El Ministerio de Asuntos Exteriores de Irán ha denunciado, en un comunicado emitido este sábado, los recientes ataques de EE.UU. contra varios petroleros en aguas iraníes, calificándolos de una continuación de la guerra de agresión de Washington contra el país y de su bloqueo al comercio marítimo iraní.
La Cancillería iraní ha señalado que estas acciones “constituyen una clara violación del párrafo 4 del artículo 2 de la Carta de las Naciones Unidas, constituyen un crimen de guerra y representan una amenaza abierta para la paz internacional y la seguridad de la navegación comercial”.
Asimismo, ha reafirmado la determinación de Irán de defender firmemente su soberanía y sus intereses nacionales frente al terrorismo de Estado de EE.UU. y sus acciones agresivas, incluida la guerra económica de Washington que se ha materializado en el mantenimiento del bloqueo naval y el hostigamiento de buques comerciales.
La Cancillería iraní ha advertido además de que EE.UU., así como sus aliados y socios, serán responsables de las consecuencias derivadas de las continuas acciones hostiles e intervencionistas de Washington en la región.
El sábado, el ejército terrorista y agresor estadounidense, en una acción brutal y fruto de su desesperación por impedir el cierre del estrecho de Ormuz, atacó tres petroleros pertenecientes a la República Islámica de Irán, causando daños.
En respuesta, la Fuerza Naval del Cuerpo de Guardianes de la Revolución Islámica (CGRI) atacó tres petroleros que transitaban por una ruta no autorizada del estrecho de Ormuz y tres embarcaciones vinculadas a Estados Unidos en otras zonas.
Las agresiones de EE.UU. se producen mientras Washington no ha logrado socavar el control de Irán sobre el tránsito por el estrecho de Ormuz, una vía marítima estratégica del Golfo Pérsico.

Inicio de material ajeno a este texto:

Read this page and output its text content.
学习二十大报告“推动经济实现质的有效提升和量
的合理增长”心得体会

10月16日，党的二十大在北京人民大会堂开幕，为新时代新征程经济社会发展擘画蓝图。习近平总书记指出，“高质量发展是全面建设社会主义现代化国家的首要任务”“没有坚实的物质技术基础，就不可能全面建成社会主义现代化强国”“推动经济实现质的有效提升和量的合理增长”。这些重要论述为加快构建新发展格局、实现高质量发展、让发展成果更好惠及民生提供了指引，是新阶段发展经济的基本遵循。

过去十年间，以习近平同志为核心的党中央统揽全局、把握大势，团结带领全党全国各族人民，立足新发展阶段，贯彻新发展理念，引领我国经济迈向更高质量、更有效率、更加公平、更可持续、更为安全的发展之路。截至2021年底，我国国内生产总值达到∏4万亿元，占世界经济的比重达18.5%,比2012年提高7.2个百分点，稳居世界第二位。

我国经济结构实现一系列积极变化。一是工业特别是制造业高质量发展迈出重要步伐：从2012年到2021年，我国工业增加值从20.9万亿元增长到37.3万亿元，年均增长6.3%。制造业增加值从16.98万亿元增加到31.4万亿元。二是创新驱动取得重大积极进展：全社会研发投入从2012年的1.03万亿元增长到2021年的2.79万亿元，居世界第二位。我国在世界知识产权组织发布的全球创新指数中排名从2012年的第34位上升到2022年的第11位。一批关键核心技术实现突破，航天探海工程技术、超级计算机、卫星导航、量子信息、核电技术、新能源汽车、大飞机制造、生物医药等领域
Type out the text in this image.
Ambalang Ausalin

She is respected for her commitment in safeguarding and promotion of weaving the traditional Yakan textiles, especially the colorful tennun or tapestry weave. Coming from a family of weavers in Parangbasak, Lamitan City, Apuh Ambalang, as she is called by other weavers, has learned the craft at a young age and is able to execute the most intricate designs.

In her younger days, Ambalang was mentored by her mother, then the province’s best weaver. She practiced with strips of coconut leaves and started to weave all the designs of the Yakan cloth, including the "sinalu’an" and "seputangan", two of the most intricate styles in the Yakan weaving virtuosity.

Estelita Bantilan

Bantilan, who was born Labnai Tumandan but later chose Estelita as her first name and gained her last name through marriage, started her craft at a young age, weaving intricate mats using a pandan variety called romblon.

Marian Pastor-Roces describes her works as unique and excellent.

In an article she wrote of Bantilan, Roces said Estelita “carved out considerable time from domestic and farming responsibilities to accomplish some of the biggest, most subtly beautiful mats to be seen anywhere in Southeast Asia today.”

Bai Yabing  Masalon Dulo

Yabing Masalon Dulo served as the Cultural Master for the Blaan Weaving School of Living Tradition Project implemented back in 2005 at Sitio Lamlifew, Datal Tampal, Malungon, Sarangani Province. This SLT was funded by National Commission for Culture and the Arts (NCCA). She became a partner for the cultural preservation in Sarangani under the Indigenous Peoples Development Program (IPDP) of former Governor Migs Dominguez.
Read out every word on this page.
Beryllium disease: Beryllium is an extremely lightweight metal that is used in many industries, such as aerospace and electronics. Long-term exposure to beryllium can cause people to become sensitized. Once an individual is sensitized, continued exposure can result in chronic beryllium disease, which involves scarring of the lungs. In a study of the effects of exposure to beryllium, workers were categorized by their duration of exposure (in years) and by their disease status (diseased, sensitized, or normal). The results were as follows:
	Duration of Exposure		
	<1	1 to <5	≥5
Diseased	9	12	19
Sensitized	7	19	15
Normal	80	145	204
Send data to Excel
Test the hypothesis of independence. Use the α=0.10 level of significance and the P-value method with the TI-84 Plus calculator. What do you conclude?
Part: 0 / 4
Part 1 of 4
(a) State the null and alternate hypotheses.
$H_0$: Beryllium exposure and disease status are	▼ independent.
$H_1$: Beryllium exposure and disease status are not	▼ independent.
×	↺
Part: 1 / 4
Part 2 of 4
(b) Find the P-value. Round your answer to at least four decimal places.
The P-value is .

De hecho, Irán mantiene el control del estrecho de Ormuz desde los primeros días de la agresión estadounidense-israelí contra el país, iniciada a finales de febrero.
Los últimos acontecimientos se produjeron días después de que Irán y Estados Unidos intercambiaran ataques a principios de esta semana.
El 1 de septiembre, ataques con misiles estadounidenses alcanzaron varios puntos del sur de Irán y, en la provincia de Juzestán, dejaron varios mártires y heridos.
La misma jornada, las fuerzas estadounidenses atacaron un edificio residencial en Kuhestak, en la provincia de Hormozgán, mientras se celebraba una boda, dejando al menos cinco mártires y 68 heridos, entre ellos mujeres y niños.
En respuesta, las Fuerzas Armadas de Irán lanzaron una serie de ataques de represalia con misiles y drones contra posiciones militares estadounidenses en Irak, Jordania, Kuwait y Baréin.